Back in 2009, when Schmidt was asked during an interview whether people should share information with Google as if it were a "trusted friend", he responded, "If you have something that you don't want anyone to know, maybe you shouldn't be doing it in the first place."
But when an Oracle attorney disclosed in court on January 14 that Google has made US$31 billion from its Android operating system, of which US$22 billion is profit, Google was quick to ask that the document revealing this fact should be sealed.
Annette Hurst, a lawyer representing Oracle in its long-running case against Google, also revealed that Google paid Apple US$1 billion in 2014 to keep its search bar on the iPhone, according to both Bloomberg and Reuters.
Schmidt (pictured above) has not made any comment on this behaviour that is the exact opposite of what he has advocated. It looks like what is sauce for the goose is definitely not sauce for the gander.
Hurst was speaking in the US District Court in the Northern District of California, where the Google-Oracle case has now returned, before the same judge who was involved earlier on, Justice William Alsup.
According to the reports, Google has succeeded in placing under seal the documents that contain these facts.
In the original case, filed in 2010, Oracle had accused Google of copying Java application programming interface (API) designs into the APIs of its Android mobile operating system; basing Android class libraries on Java API designs; and copying from Java code into Android code.
It had also alleged that Google had violated its patents – seven were originally cited, but five were overturned before the trial, and only two were considered during the trial.

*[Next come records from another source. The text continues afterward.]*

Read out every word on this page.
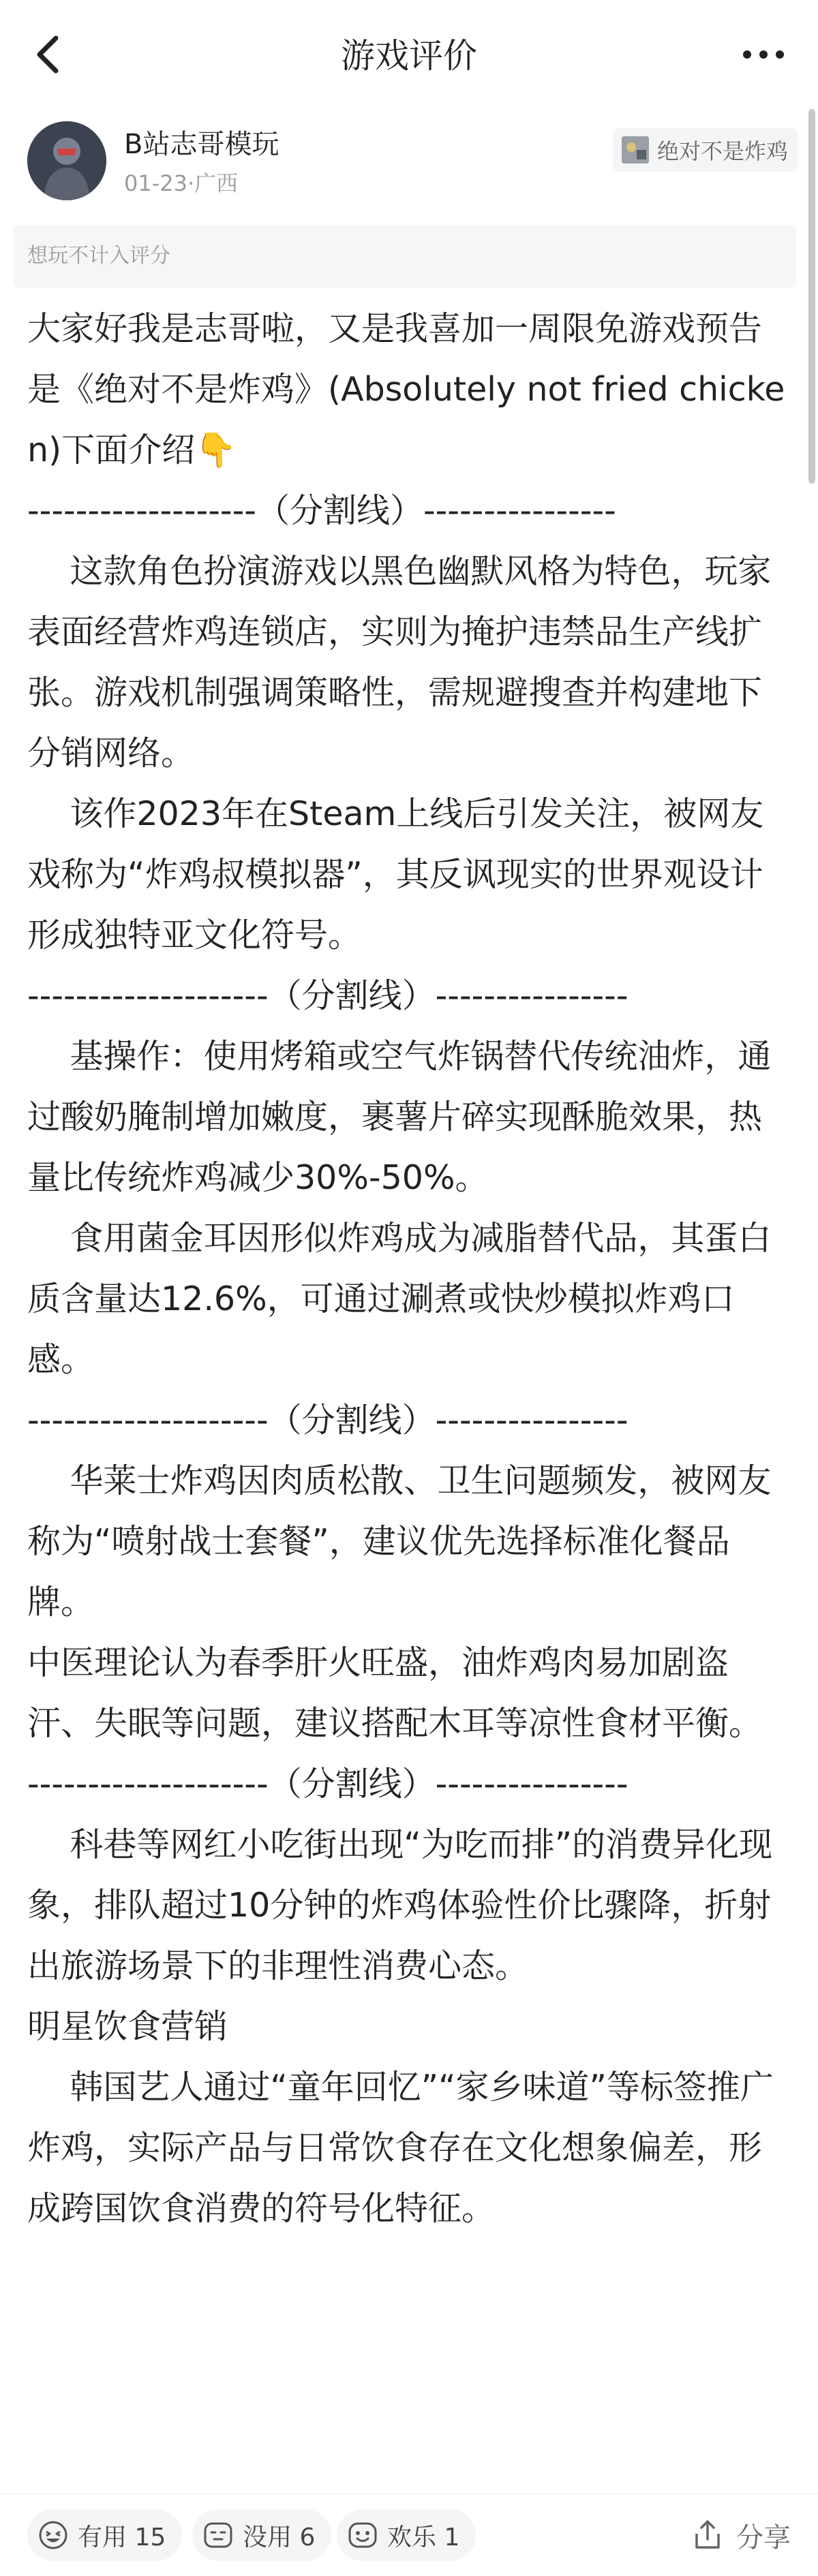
游戏评价
B站志哥模玩
01-23·广西
绝对不是炸鸡
想玩不计入评分

大家好我是志哥啦，又是我喜加一周限免游戏预告是《绝对不是炸鸡》(Absolutely not fried chicken)下面介绍👇

-------------------（分割线）----------------

这款角色扮演游戏以黑色幽默风格为特色，玩家表面经营炸鸡连锁店，实则为掩护违禁品生产线扩张。游戏机制强调策略性，需规避搜查并构建地下分销网络。

该作2023年在Steam上线后引发关注，被网友戏称为“炸鸡叔模拟器”，其反讽现实的世界观设计形成独特亚文化符号。

--------------------（分割线）----------------

基操作：使用烤箱或空气炸锅替代传统油炸，通过酸奶腌制增加嫩度，裹薯片碎实现酥脆效果，热量比传统炸鸡减少30%-50%。

食用菌金耳因形似炸鸡成为减脂替代品，其蛋白质含量达12.6%，可通过涮煮或快炒模拟炸鸡口感。

--------------------（分割线）----------------

华莱士炸鸡因肉质松散、卫生问题频发，被网友称为“喷射战士套餐”，建议优先选择标准化餐品牌。

中医理论认为春季肝火旺盛，油炸鸡肉易加剧盗汗、失眠等问题，建议搭配木耳等凉性食材平衡。

--------------------（分割线）----------------

科巷等网红小吃街出现“为吃而排”的消费异化现象，排队超过10分钟的炸鸡体验性价比骤降，折射出旅游场景下的非理性消费心态。

明星饮食营销

韩国艺人通过“童年回忆”“家乡味道”等标签推广炸鸡，实际产品与日常饮食存在文化想象偏差，形成跨国饮食消费的符号化特征。

有用 15	没用 6	欢乐 1	分享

Google won this case. The trial began on April 16, 2012. In the first phase, the jury concluded that while Google was guilty of copyright violation, it could not decide whether this was covered by the principle of fair use or not.
The second phase of the trial, dealing with patents, went decisively in favour of Google, with the jury concluding that Oracle's patents were in no way violated. In the final phase of the trial, the presiding judge, Justice William Alsup ruled that APIs were not copyrightable.
Oracle did not take this lying down and appealed. In May 2014, an appeals court reversed the ruling, saying that Oracle could indeed copyright parts of Java. A three-judge panel ruled that APIs could be copyrighted, a finding in direct opposition to that which was rendered by Justice Alsup in June 2012.
Meanwhile, in a code commit late last year, Google has tried to build protection against similar future lawsuits by not using its implementation of Java application programming interfaces (APIs) in Android, and instead replacing them with code from OpenJDK, an open source version of Oracle’s Java Development Kit (JDK).
The website VentureBeat reported that Android N, the name for the new version, would use OpenJDK which is under the GNU General Public licence version 2. As is well known, while the GPL stipulates that any changes and derivative works must be open source, there is an exception for code which is linked. This allows Google to use OpenJDK in a proprietary system.